Einfach wird es sicher nicht, sich auf dem Markt durchzusetzen. Zwar bewegen sich Lühmann und Herpell auf dem schnell wachsenden Feld der intelligenten Haustechnik. Doch die internationale Konkurrenz insbesondere bei Licht- und Soundsystemen ist hart. Ein per Smartphone steuerbares LED-Lichtsystem hat schon seit Jahren der Elek­tronikkonzern Philips im Programm. Die Hue-Lampen der Niederländer lassen sich in jede vorhandene Fassung schrauben und so programmieren, dass sie je nach Tageszeit die Farbe wechseln. Der Markt der kabellosen Musiksysteme wird zu wesentlichen Teilen von Marktführer Sonos dominiert. Die Kalifornier bieten diverse Lautsprecher an, die sich über mehrere Räume hinweg vernetzen lassen und die Musik ebenfalls direkt von Streamingdiensten oder von Smartphones verarbeiten.

Neues Produkt von Apple

Auch der omnipräsente Onlinehändler Amazon mischt auf dem Markt kräftig mit. Dessen zylinderförmige Musicbox Echo kann nicht nur die aktuellen Hits abspielen, sie kann mit Zusatzgeräten den Fernseher ausschalten oder die Temperatur im Schlafzimmer auf 18 Grad einstellen. Das Ganze funktioniert über Sprachbefehle, mit denen sich auch der aktuelle Wetterbericht oder passende Bahnverbindungen abrufen lassen. Einen ganz ähnlich schlauen Lautsprecher, genannt Homepod, wird der Elektronikkonzern Apple im Dezember auf den Markt bringen.

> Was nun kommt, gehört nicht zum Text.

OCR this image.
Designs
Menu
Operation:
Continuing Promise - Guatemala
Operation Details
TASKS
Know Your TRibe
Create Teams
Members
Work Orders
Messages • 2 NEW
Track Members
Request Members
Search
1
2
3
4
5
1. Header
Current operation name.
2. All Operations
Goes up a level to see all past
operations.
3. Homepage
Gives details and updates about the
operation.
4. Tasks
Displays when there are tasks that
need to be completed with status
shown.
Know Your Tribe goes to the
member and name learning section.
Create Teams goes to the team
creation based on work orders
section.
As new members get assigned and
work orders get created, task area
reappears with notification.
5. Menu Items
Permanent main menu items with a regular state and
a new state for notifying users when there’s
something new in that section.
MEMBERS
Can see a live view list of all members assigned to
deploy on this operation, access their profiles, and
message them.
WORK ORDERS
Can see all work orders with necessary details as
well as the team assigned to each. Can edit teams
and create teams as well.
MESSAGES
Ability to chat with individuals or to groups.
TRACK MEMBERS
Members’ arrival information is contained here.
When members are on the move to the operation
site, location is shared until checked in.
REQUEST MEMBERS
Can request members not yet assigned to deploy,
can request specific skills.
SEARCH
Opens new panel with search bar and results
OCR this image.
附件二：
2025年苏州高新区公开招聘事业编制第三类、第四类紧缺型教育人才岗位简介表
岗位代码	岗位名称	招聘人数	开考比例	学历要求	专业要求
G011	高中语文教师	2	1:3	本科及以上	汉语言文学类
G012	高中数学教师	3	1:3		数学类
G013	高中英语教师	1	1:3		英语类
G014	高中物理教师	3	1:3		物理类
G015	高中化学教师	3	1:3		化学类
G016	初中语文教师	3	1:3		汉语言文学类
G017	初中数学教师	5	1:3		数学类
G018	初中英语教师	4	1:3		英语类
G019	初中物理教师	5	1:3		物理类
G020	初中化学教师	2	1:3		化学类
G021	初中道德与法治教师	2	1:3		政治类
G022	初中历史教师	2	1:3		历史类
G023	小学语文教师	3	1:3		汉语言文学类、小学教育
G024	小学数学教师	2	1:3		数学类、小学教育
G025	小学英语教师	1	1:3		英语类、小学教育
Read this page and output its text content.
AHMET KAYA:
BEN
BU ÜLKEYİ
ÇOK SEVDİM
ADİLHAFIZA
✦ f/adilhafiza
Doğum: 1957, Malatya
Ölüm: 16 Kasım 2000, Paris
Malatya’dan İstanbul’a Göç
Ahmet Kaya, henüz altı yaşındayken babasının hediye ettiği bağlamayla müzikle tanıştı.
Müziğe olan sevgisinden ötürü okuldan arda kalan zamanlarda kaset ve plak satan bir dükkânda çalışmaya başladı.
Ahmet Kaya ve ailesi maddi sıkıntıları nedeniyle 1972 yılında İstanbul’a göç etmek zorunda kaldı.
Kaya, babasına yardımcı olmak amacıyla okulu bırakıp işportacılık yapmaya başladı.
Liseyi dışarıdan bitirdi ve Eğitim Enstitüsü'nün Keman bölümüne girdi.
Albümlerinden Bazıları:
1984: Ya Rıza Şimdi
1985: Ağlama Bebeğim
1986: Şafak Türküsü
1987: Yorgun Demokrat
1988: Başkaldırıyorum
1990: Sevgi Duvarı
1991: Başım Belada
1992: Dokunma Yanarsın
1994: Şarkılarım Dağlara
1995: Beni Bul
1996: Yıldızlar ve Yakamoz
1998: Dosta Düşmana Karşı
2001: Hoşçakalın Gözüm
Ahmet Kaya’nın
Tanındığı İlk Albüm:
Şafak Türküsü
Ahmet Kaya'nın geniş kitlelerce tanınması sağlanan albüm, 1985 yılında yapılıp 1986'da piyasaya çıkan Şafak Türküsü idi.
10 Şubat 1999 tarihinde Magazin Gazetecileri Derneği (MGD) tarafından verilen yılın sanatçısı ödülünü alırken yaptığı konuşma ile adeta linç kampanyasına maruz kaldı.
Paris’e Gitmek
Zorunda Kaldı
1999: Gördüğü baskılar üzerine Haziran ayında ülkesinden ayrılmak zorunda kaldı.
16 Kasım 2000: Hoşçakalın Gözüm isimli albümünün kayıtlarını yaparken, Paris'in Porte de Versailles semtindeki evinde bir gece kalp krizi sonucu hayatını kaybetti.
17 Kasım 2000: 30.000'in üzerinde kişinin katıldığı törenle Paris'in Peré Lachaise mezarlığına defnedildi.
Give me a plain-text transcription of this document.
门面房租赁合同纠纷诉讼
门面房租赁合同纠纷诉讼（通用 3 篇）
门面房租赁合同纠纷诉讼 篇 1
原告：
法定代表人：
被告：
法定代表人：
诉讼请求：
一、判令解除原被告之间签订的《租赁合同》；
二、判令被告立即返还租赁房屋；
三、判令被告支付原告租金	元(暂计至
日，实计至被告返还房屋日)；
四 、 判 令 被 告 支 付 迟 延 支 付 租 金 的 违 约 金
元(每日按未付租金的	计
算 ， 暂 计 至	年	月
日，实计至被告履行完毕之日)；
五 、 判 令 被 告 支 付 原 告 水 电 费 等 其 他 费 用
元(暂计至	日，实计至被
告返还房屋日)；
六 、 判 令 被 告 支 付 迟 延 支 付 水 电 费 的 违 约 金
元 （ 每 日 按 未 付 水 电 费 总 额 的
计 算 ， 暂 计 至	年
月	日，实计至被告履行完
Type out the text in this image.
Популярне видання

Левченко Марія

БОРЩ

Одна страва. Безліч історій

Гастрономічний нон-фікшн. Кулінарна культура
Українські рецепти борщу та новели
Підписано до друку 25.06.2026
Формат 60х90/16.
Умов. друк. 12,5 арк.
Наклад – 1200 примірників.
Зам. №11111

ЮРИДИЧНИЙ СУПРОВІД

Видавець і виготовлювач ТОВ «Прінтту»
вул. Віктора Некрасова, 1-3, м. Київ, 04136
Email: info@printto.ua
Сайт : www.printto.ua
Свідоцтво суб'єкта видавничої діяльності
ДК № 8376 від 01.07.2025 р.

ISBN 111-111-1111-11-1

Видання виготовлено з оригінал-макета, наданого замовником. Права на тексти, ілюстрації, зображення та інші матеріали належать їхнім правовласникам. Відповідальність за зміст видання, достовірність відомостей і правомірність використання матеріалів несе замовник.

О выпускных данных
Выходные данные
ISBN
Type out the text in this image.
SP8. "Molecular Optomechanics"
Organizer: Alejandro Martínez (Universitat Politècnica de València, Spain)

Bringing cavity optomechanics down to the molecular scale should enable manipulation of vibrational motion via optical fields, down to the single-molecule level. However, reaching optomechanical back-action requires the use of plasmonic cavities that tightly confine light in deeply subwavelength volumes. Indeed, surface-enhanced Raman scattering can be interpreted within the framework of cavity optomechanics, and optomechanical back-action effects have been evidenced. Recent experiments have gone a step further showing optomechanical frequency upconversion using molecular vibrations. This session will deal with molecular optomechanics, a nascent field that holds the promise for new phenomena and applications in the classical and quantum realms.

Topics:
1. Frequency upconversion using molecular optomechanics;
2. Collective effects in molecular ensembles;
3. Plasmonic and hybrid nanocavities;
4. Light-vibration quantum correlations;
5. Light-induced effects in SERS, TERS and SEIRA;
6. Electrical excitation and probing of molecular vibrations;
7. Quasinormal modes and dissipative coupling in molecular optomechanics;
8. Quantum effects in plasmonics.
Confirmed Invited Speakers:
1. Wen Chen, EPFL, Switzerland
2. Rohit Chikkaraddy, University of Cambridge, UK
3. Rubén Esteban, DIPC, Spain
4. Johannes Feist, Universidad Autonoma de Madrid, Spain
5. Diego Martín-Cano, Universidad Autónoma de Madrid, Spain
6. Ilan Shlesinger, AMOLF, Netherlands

All diese Systeme sind deutlich günstiger zu haben als die Produkte von Aimotion. Während bei Philips, Amazon & Co. je nach Ausbaustufe einige Hundert Euro für die Musik- und Lichtsystem anfallen, kostet eine einzelne Deckenleute bei den Hamburgern gut 1300 Euro, ein musizierender Spiegel liegt bei 2500 Euro. „Wir wissen, dass wir uns mit unseren handgefertigten Produkten in einer Nische bewegen“, sagt Aileen Herpell. „Im Gegensatz zu anderen Herstellern bieten wir aber ein Licht- und Soundsystem aus einer Hand, das die Technik dahinter praktisch unsichtbar macht.“ In dieser Form habe dies kein anderes Unternehmen zu bieten.

An einer Erweiterung ihrer Produkte arbeiten die beiden Gründer auch schon. „Möglicherweise integrieren wir noch ein Duftmodul in unsere Spiegel. Das würde dann noch einen Sinn mehr ansprechen“, sagt Herpell.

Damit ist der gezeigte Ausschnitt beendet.